Adolescence is a difficult time for anyone. It’s a time of great character change, social pressures, and of starting to find one’s place in the world. For many teens, the ability to express these difficulties by playing a musical instrument is immeasurably rewarding. Though your child may be discouraged for not having picked up an instrument earlier, they are far from being too old to learn a new trick or two. People have even been known to pick up musical instruments well into their retirement. In fact, learning an instrument involves coming to terms with the ideas of failure, persistence, and continuous development, concepts which will have a place in many parts of your teen’s life in the coming years. So, which instrument is right for your teen? This isn’t a decision that should be taken lightly, learning an instrument takes countless hours of dedication and focus, something teens all too often struggle with. So if you really want them to stick to it, the best thing to do is to help them choose an instrument that aligns with their interests.
The 5 Best Instruments For Teens
Drums for Homeschooling Teens
Learning the drums is an amazing experience.
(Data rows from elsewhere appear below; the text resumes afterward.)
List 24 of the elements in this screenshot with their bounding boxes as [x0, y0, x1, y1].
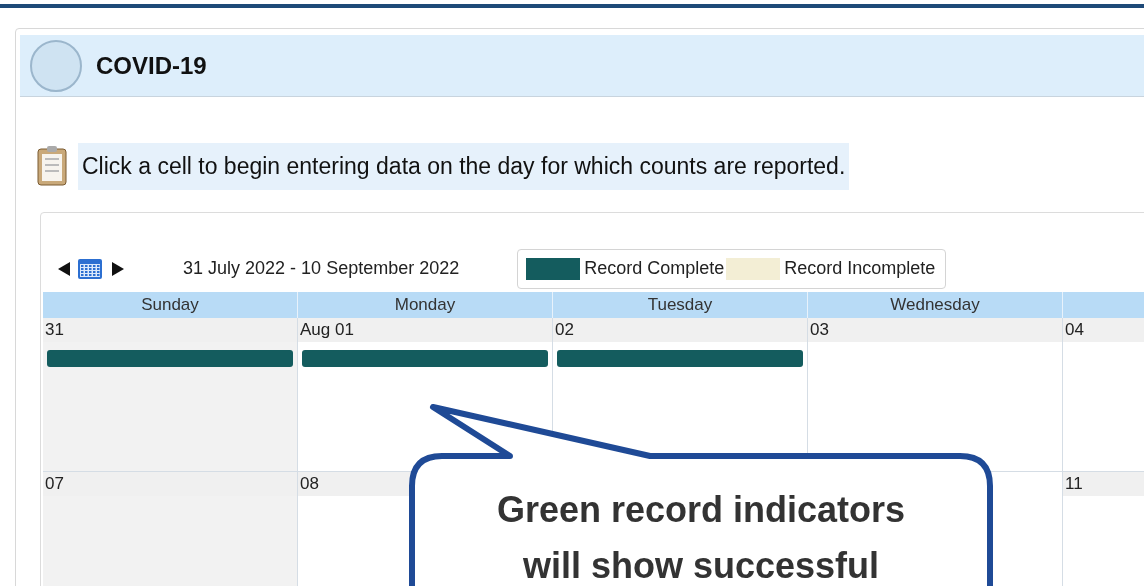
record-bar[interactable] [47, 349, 293, 367]
legend-label: Record Incomplete [784, 257, 936, 280]
day-number: 04 [1063, 317, 1144, 342]
weekday-header: Tuesday [553, 291, 808, 318]
record-bar[interactable] [557, 349, 803, 367]
instruction-text: Click a cell to begin entering data on the day for which counts are reported. [78, 143, 850, 190]
date-range: 31 July 2022 - 10 September 2022 [183, 257, 460, 280]
calendar-icon[interactable] [77, 256, 103, 281]
day-cell[interactable]: 31 [43, 317, 298, 472]
day-number: 11 [1063, 471, 1144, 496]
legend-label: Record Complete [584, 257, 725, 280]
weekday-header: Monday [298, 291, 553, 318]
record-bar[interactable] [302, 349, 548, 367]
weekday-header: Sunday [43, 291, 298, 318]
weekday-header: Wednesday [808, 291, 1063, 318]
page-title: COVID-19 [96, 50, 207, 81]
day-cell[interactable]: 04 [1063, 317, 1144, 472]
day-number: 03 [808, 317, 1062, 342]
day-number: 02 [553, 317, 807, 342]
avatar-icon [30, 39, 82, 92]
day-cell[interactable]: 07 [43, 471, 298, 586]
day-number: Aug 01 [298, 317, 552, 342]
day-cell[interactable]: 03 [808, 317, 1063, 472]
clipboard-icon [36, 145, 70, 188]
Not only are drums an incredibly versatile instrument, featuring in genres ranging from smooth jazz to electronic dance bangers, they are also seriously valuable for brain development, combining both the creative and logical/mathematical areas of the brain.
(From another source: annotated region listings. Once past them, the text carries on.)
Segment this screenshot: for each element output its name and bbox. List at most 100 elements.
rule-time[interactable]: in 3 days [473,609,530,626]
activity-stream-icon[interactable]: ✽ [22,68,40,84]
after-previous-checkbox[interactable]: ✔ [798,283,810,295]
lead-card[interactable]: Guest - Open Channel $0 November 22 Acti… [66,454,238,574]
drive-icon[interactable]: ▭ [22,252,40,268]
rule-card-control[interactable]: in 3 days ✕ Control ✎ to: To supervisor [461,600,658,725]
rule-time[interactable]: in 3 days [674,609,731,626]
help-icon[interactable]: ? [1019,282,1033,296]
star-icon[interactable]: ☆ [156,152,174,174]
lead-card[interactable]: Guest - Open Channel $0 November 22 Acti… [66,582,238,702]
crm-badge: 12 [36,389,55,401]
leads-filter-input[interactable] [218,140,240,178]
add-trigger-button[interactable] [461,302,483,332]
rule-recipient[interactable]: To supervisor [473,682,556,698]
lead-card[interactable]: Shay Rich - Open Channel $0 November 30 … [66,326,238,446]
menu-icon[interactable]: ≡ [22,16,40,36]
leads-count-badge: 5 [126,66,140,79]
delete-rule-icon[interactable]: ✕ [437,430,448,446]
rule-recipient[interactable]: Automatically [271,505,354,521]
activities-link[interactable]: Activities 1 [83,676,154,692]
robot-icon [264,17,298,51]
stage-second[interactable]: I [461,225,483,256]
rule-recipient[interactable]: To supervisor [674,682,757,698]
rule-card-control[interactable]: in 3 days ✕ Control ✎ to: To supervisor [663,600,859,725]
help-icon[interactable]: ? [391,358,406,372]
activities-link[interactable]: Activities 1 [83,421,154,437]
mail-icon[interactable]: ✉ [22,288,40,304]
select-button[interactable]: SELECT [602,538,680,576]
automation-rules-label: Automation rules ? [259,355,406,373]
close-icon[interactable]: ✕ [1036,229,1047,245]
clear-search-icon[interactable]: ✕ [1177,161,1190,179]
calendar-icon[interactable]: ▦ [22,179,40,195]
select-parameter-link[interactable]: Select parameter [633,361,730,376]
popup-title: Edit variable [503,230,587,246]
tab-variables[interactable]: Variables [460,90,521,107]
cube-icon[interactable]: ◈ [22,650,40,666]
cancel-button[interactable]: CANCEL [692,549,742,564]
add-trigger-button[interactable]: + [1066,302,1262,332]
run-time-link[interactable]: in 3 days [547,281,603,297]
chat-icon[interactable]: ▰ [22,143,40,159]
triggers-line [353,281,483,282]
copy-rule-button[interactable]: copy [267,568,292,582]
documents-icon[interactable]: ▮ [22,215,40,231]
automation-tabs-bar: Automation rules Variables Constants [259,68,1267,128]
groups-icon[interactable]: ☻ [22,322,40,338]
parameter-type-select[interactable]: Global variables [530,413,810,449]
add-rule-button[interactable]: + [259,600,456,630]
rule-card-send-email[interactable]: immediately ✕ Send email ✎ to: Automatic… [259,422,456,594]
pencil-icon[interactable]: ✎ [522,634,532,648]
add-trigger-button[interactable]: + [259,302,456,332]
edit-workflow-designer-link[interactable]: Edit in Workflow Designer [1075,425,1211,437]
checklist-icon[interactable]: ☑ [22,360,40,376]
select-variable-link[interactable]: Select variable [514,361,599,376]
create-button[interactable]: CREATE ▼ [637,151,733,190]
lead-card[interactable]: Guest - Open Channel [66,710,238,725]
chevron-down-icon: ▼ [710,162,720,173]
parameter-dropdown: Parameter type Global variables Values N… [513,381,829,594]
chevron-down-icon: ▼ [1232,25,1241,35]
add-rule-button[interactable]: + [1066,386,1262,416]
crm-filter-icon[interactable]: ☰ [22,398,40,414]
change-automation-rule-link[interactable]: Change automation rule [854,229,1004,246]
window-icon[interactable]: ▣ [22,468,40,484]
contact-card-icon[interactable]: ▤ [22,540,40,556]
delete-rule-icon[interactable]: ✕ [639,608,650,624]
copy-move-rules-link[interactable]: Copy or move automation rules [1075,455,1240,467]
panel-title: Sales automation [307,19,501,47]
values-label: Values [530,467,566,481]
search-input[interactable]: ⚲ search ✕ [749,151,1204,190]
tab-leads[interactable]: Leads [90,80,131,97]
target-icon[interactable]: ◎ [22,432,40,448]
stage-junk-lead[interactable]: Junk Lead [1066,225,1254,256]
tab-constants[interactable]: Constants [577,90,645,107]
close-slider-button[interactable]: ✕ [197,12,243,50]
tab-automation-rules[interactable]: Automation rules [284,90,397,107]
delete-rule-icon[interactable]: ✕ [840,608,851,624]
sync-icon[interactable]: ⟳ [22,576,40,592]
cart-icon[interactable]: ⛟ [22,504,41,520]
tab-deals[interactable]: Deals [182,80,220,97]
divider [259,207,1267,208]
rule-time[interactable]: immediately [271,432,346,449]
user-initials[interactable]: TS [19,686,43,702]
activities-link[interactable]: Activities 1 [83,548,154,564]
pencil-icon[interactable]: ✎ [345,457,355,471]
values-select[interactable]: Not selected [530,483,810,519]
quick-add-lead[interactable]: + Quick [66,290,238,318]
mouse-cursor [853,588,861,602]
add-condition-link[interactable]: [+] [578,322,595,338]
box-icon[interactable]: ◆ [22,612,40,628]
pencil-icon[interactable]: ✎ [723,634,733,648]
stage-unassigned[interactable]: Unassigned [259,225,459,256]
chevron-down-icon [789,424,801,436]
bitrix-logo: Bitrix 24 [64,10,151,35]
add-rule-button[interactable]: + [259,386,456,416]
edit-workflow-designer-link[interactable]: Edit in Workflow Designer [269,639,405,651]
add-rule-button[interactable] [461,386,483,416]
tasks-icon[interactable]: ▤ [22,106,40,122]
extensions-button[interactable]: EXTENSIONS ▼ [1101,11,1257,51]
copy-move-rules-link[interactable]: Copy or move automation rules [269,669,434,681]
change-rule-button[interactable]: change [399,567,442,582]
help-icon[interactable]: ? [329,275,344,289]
Once your teen gets a couple of lessons under their belt, they’ll be able to put the drums to good use for a cardio workout too – a fantastic way to let out that teenage angst. One thing to consider though is that a drum kit is pretty big, so you’ll probably need space in the garage or spare room. They are incredibly loud too, so if you have nearby neighbors or live in an apartment, this might not be the most suitable instrument.
Singing for Homeschooling Teens
Yes, vocals are an instrument too! And unlike the drums, they don’t take up any room at all. Learning to sing is incredibly rewarding; it develops both rhythmic and melodic understanding, and can be applied across a range of types of music.
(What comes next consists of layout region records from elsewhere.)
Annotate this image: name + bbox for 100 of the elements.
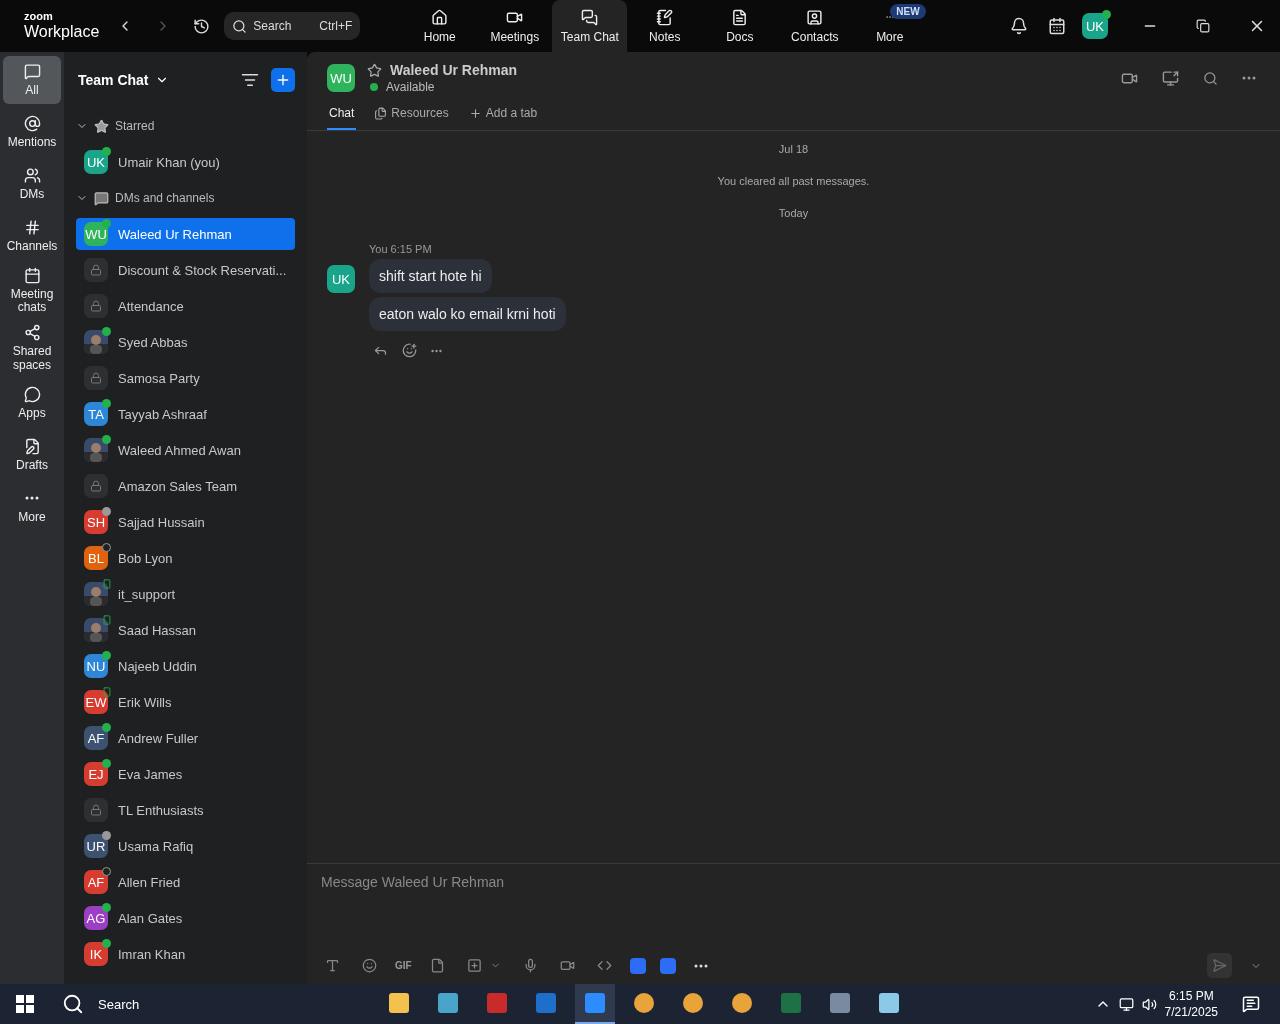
message-bubble: eaton walo ko email krni hoti [369, 297, 566, 331]
chat-list-item[interactable]: NU Najeeb Uddin [76, 650, 295, 682]
mic-icon[interactable] [522, 958, 538, 973]
more-icon[interactable] [431, 348, 442, 353]
chat-list-item[interactable]: Amazon Sales Team [76, 470, 295, 502]
rail-item[interactable]: All [3, 56, 61, 104]
chat-list-item[interactable]: AG Alan Gates [76, 902, 295, 934]
nav-tab[interactable]: Contacts [777, 0, 853, 52]
more-icon[interactable] [25, 496, 39, 501]
volume-icon[interactable] [1141, 996, 1157, 1012]
contact-name: Waleed Ur Rehman [390, 62, 518, 78]
chat-list-item[interactable]: IK Imran Khan [76, 938, 295, 970]
chat-list-item[interactable]: Samosa Party [76, 362, 295, 394]
people-icon [23, 166, 41, 184]
chat-list-item[interactable]: Saad Hassan [76, 614, 295, 646]
chat-list-item[interactable]: AF Andrew Fuller [76, 722, 295, 754]
chat-tab[interactable]: Chat [327, 100, 357, 130]
chat-list-item[interactable]: Discount & Stock Reservati... [76, 254, 295, 286]
speech-bubble-icon [23, 62, 41, 80]
rail-item[interactable]: Channels [3, 212, 61, 260]
rail-item[interactable]: Meeting chats [3, 264, 61, 318]
rail-item[interactable]: Mentions [3, 108, 61, 156]
rail-item[interactable]: Shared spaces [3, 321, 61, 375]
text-format-icon[interactable] [325, 958, 340, 973]
gif-button[interactable]: GIF [395, 960, 412, 971]
network-icon[interactable] [1118, 996, 1134, 1012]
rail-item[interactable]: More [3, 482, 61, 531]
send-button[interactable] [1207, 953, 1232, 978]
rail-item[interactable]: Apps [3, 378, 61, 427]
taskbar-search[interactable]: Search [98, 996, 140, 1012]
nav-tab[interactable]: Docs [702, 0, 778, 52]
calendar-icon [23, 267, 41, 284]
phone-icon [102, 615, 112, 625]
emoji-icon[interactable] [402, 343, 417, 358]
chat-list-item[interactable]: TA Tayyab Ashraaf [76, 398, 295, 430]
add-button[interactable] [271, 68, 295, 92]
section-header[interactable]: Starred [76, 108, 295, 144]
message-input[interactable]: Message Waleed Ur Rehman [321, 874, 1266, 890]
online-dot [102, 903, 111, 912]
nav-tab[interactable]: Home [402, 0, 478, 52]
more-icon[interactable] [693, 963, 708, 968]
online-dot [1102, 10, 1111, 19]
zoom-workplace-logo: zoom Workplace [24, 10, 100, 42]
chat-list-item[interactable]: UR Usama Rafiq [76, 830, 295, 862]
search-icon[interactable] [62, 993, 84, 1015]
share-screen-icon[interactable] [1162, 69, 1179, 87]
star-icon[interactable] [367, 62, 382, 78]
bell-icon[interactable] [1010, 17, 1028, 35]
lock-icon [90, 372, 102, 384]
section-header[interactable]: DMs and channels [76, 180, 295, 216]
rail-item[interactable]: Drafts [3, 430, 61, 479]
windows-icon[interactable] [16, 995, 34, 1013]
code-icon[interactable] [596, 958, 612, 973]
chat-list-item[interactable]: it_support [76, 578, 295, 610]
chat-list-item[interactable]: Attendance [76, 290, 295, 322]
chat-list-item[interactable]: UK Umair Khan (you) [76, 146, 295, 178]
chat-list-item[interactable]: SH Sajjad Hussain [76, 506, 295, 538]
chat-tab[interactable]: Resources [372, 100, 451, 130]
online-dot [370, 83, 378, 91]
notifications-icon[interactable] [1242, 995, 1260, 1013]
nav-tab[interactable]: Team Chat [552, 0, 628, 52]
video-icon[interactable] [559, 958, 575, 973]
team-chat-dropdown[interactable]: Team Chat [76, 72, 169, 88]
chat-list-item[interactable]: AF Allen Fried [76, 866, 295, 898]
chat-tab[interactable]: Add a tab [466, 100, 540, 130]
chat-list-item[interactable]: BL Bob Lyon [76, 542, 295, 574]
file-icon[interactable] [429, 958, 445, 973]
message-meta: You 6:15 PM [369, 243, 432, 255]
chat-list-item[interactable]: WU Waleed Ur Rehman [76, 218, 295, 250]
nav-tab[interactable]: NEW More [852, 0, 928, 52]
history-icon[interactable] [193, 17, 211, 35]
restore-icon[interactable] [1196, 19, 1210, 33]
avatar: BL [84, 546, 108, 570]
taskbar-clock[interactable]: 6:15 PM 7/21/2025 [1164, 989, 1218, 1019]
search-field[interactable]: Search Ctrl+F [224, 12, 361, 40]
speech-bubble-icon [94, 190, 109, 206]
filter-icon[interactable] [241, 71, 259, 89]
nav-tab[interactable]: Meetings [477, 0, 553, 52]
app-icon[interactable] [683, 993, 703, 1013]
avatar: IK [84, 942, 108, 966]
chat-list-item[interactable]: Syed Abbas [76, 326, 295, 358]
app-icon[interactable] [732, 993, 752, 1013]
online-dot [102, 759, 111, 768]
rail-item[interactable]: DMs [3, 160, 61, 208]
screenshot-icon[interactable] [466, 958, 482, 973]
more-icon[interactable] [1242, 76, 1256, 80]
chat-list-item[interactable]: EJ Eva James [76, 758, 295, 790]
emoji-icon[interactable] [362, 958, 377, 973]
app-icon[interactable] [659, 957, 676, 974]
nav-tab[interactable]: Notes [627, 0, 703, 52]
calendar-icon[interactable] [1048, 17, 1066, 35]
chat-list-item[interactable]: Waleed Ahmed Awan [76, 434, 295, 466]
shortcut-hint: Ctrl+F [319, 19, 353, 33]
chat-list-item[interactable]: TL Enthusiasts [76, 794, 295, 826]
app-icon[interactable] [634, 993, 654, 1013]
draft-icon [23, 437, 41, 455]
app-icon[interactable] [629, 957, 646, 974]
chat-list-item[interactable]: EW Erik Wills [76, 686, 295, 718]
avatar: AF [84, 726, 108, 750]
presence-status: Available [386, 80, 435, 94]
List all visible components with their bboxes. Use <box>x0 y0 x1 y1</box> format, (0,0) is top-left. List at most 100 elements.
Learning to sing is super cost-effective too, no need to go out and buy any expensive equipment. Confidence can be a huge issue when it comes to singing though. For some reason, we tend to be more shy about our developing singing abilities than we are about our terrible guitar playing…
If your teen isn’t particularly confident in general then they may struggle to perform in front of others, such as their teacher, or to practice at home when others are around.
Guitar for Homeschooling Teens
Pretty much everybody’s go-to instrument, the guitar is a great instrument for your teen to pick up. Whether they are interested in learning fingerpicked acoustic pieces, playing soaring blues solos or thrashing out a set of punk songs with their friends, the guitar will get them there.
There are a number of factors to consider when picking up the guitar, such as whether to start out on an acoustic or an electric guitar. Whichever you choose, it’s a good idea to invest a little cash in a decent guitar. Learning on an old or poorly constructed instrument is an easy way to lose interest, plus your teen may feel embarrassed bringing it along to lessons or social gatherings.
Keyboard for Homeschooling Teens
The piano is one of the most common instruments that children learn, however it may or may not interest your teen. Piano’s are big, heavy, and expensive too, which makes learning to play on a keyboard a suitable alternative.
Keyboards are also much more likely to pique your teen’s interest, as they can be used to control synthesizer instruments, which are incredibly common in a lot of dance and pop music. Of course, this depends on your teen’s musical interests, but purchasing a MIDI keyboard that connects to their laptop can give them access to a world full of sounds and textures, all using the same controller.
Violin for Homeschooling Teens
If your teen shuns bass-heavy pop music for the more refined, elegant and intricate sounds of orchestral and jazz music, then the violin might well be the instrument for them.
A decent violin can run up quite a bill though, as can the required lessons, so make sure you’re prepared for that. You should also prepare for a painful few weeks of practice until they get the hang of fingering and bow techniques. That said, most instruments have a pretty steep learning curve, and it’s unlikely that your teen will be performing beautiful sonatas for some time.
The world of musical instruments is wide, and we’ve barely touched the tip of the iceberg. Though the chances that your teen wants to pick up the tuba are pretty slim, you might be surprised. Spend a bit of time listening to some of their favorite songs with them, and try to identify what interests them most about it.